5 Things to Avoid When Raising Startup Funding
Use this guide to ensure you don’t make the most common mistakes.
PHOTO CREDIT: Getty Images
Raising money for your startup isn't easy for everyone. In fact, early-stage funding is harder to do now than it ever has been, with seed deals dropping by nearly 50 percent, by some estimates, since 2014, with VCs focusing more on pushing capital to later-stage deals.
This change in tides makes it even more important that founders avoid the most common pitfalls when raising funding -- even the smallest mistake can send investors out the door -- but if founders can carefully manage to avoid making these mistakes, they will increase their chances of securing that early round.
1. Underestimating the time commitment.
Starting a business is incredibly stressful and challenging, and often sucks every minute of a founder's time on a daily basis. Keeping the lights on is a challenge in and of itself, so founders often fail to prioritize the appropriate time to prepare for fundraising. Entrepreneurs who raise capital successfully, do so meticulously. A startup seeking financing should budget between 500 to 1000 work-hours to the process, which typically takes six to nine months.
Founders should look at the fundraising process in four distinct stages: perfecting the pitch deck, identifying a targeted list of prospective investors, outreach to those investors, and then negotiation.
2. Failing to research investors.
When it comes to investors, research is the name of the game. Identifying the correct investors is the first step. Make sure you are targeting investors that fund other businesses of your size, stage and business model. Once you've narrowed your search and you begin conversations, leave no stone unturned. Founders who understand how their companies fit into an investors larger portfolio, and use that information to bolster their case, will ultimately be more successful than those who focus only on their own company's potential returns.
Founders should also think through all possible questions and requests from investors before they meet.

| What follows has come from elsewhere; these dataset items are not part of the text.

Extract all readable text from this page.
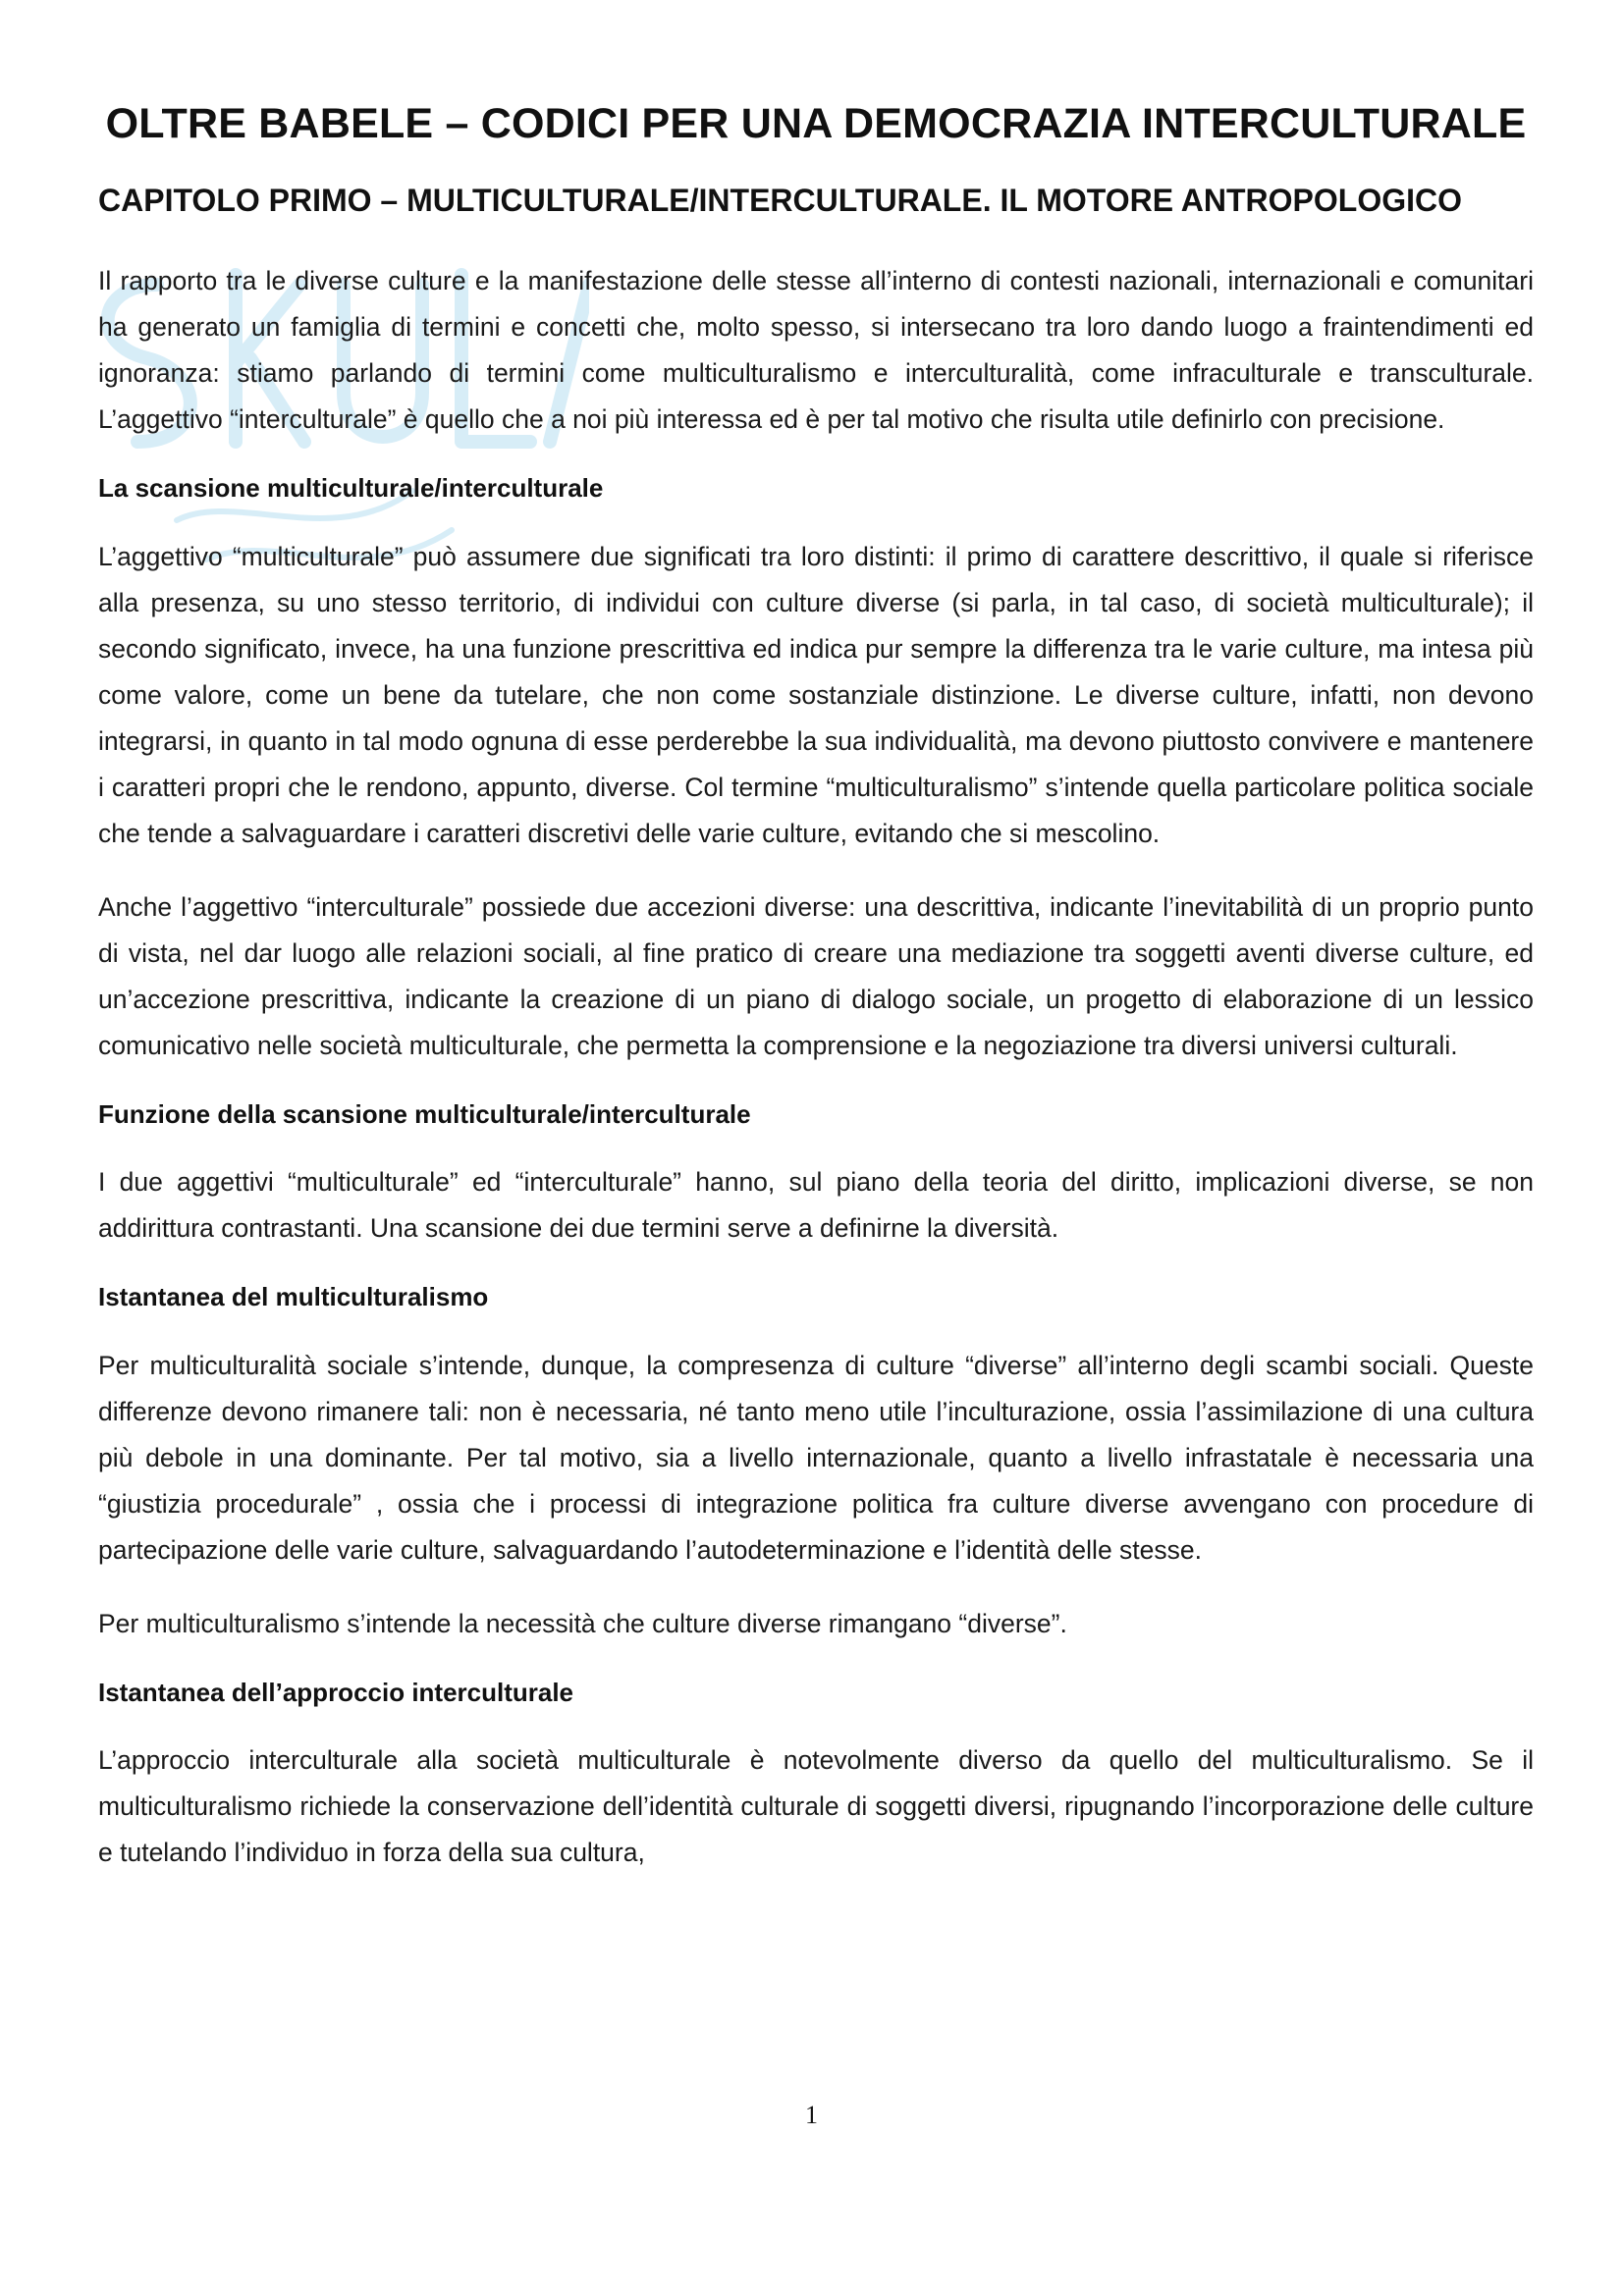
OLTRE BABELE – CODICI PER UNA DEMOCRAZIA INTERCULTURALE
CAPITOLO PRIMO – MULTICULTURALE/INTERCULTURALE. IL MOTORE ANTROPOLOGICO

Il rapporto tra le diverse culture e la manifestazione delle stesse all’interno di contesti nazionali, internazionali e comunitari ha generato un famiglia di termini e concetti che, molto spesso, si intersecano tra loro dando luogo a fraintendimenti ed ignoranza: stiamo parlando di termini come multiculturalismo e interculturalità, come infraculturale e transculturale. L’aggettivo “interculturale” è quello che a noi più interessa ed è per tal motivo che risulta utile definirlo con precisione.

La scansione multiculturale/interculturale

L’aggettivo “multiculturale” può assumere due significati tra loro distinti: il primo di carattere descrittivo, il quale si riferisce alla presenza, su uno stesso territorio, di individui con culture diverse (si parla, in tal caso, di società multiculturale); il secondo significato, invece, ha una funzione prescrittiva ed indica pur sempre la differenza tra le varie culture, ma intesa più come valore, come un bene da tutelare, che non come sostanziale distinzione. Le diverse culture, infatti, non devono integrarsi, in quanto in tal modo ognuna di esse perderebbe la sua individualità, ma devono piuttosto convivere e mantenere i caratteri propri che le rendono, appunto, diverse. Col termine “multiculturalismo” s’intende quella particolare politica sociale che tende a salvaguardare i caratteri discretivi delle varie culture, evitando che si mescolino.

Anche l’aggettivo “interculturale” possiede due accezioni diverse: una descrittiva, indicante l’inevitabilità di un proprio punto di vista, nel dar luogo alle relazioni sociali, al fine pratico di creare una mediazione tra soggetti aventi diverse culture, ed un’accezione prescrittiva, indicante la creazione di un piano di dialogo sociale, un progetto di elaborazione di un lessico comunicativo nelle società multiculturale, che permetta la comprensione e la negoziazione tra diversi universi culturali.

Funzione della scansione multiculturale/interculturale

I due aggettivi “multiculturale” ed “interculturale” hanno, sul piano della teoria del diritto, implicazioni diverse, se non addirittura contrastanti. Una scansione dei due termini serve a definirne la diversità.

Istantanea del multiculturalismo

Per multiculturalità sociale s’intende, dunque, la compresenza di culture “diverse” all’interno degli scambi sociali. Queste differenze devono rimanere tali: non è necessaria, né tanto meno utile l’inculturazione, ossia l’assimilazione di una cultura più debole in una dominante. Per tal motivo, sia a livello internazionale, quanto a livello infrastatale è necessaria una “giustizia procedurale” , ossia che i processi di integrazione politica fra culture diverse avvengano con procedure di partecipazione delle varie culture, salvaguardando l’autodeterminazione e l’identità delle stesse.

Per multiculturalismo s’intende la necessità che culture diverse rimangano “diverse”.

Istantanea dell’approccio interculturale

L’approccio interculturale alla società multiculturale è notevolmente diverso da quello del multiculturalismo. Se il multiculturalismo richiede la conservazione dell’identità culturale di soggetti diversi, ripugnando l’incorporazione delle culture e tutelando l’individuo in forza della sua cultura,

1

If you aren't familiar with what kinds of questions, documents or data investors typically request, find a mentor that can share that knowledge. If founders are overly prepared with this kind of information, requests from investors will be answered quickly and demonstrate that your company is ready to take the next step.
At Techstars, we look for the following when we are making investment decisions: team, team and team, followed by market, progress and idea. Make sure you can explain why your team is solid, why you're experts in the space, and why investors should put their trust and checkbook behind you.
3. Turning down professional help.
Fundraising can be all consuming, especially if you're a first-timer. Seeking out professional help from a mentor, your attorney or from an organization like Techstars can provide tremendous support and help save founders from fundraising failures. With each fundraising effort, founders build more knowledge and experience; however, these professionals deal with raising capital for a living - take advantage of their relationships and their background. At Techstars, we spend several weeks coaching founders in our accelerator programs on how to pitch, we role play with them investors and help founders find the best investors to talk to.
Some of these professionals (like attorneys) come with an associated price, but if their advice helps to ensure your fundraising round is successful, it will pay for itself and more.
4. Making the pitch overly complicated.
As a founder, you are the penultimate expert on your business, but too many founders forget that most investors are not as educated or familiar. When you develop your pitch deck focus on the problem you are solving and how you solve it (with a little bit on traction or credibility thrown in). Presentations that focus too much on the technical components of a solution often leave audiences asking, "So what?"
On average, pitch decks should have less than 20 slides and should include the problem, solution, market, product, traction, team, financials and amount being raised. Founders should consider developing two versions of the pitch deck, one that will be used for real-time presentation that features less text and allows presenters to elaborate in-person, then a secondary version with additional text that can be used in follow up or for others that may not have been in the presentation.
5. Ignoring the need for a contingency plan.
When investors review funding pitches, they tend to review everything through the lens of how they can maximize their returns most efficiently. While you may think you're in prime position to raise capital, investors may not agree right away. Having a Plan B or C, or even D will help establish leverage when negotiating. Examples of options you may want to pursue include: alternative funding options, a no-funding operating plan, or even an M&A option. Having these other pathways in your back pocket will help you to negotiate terms and better dictate timing.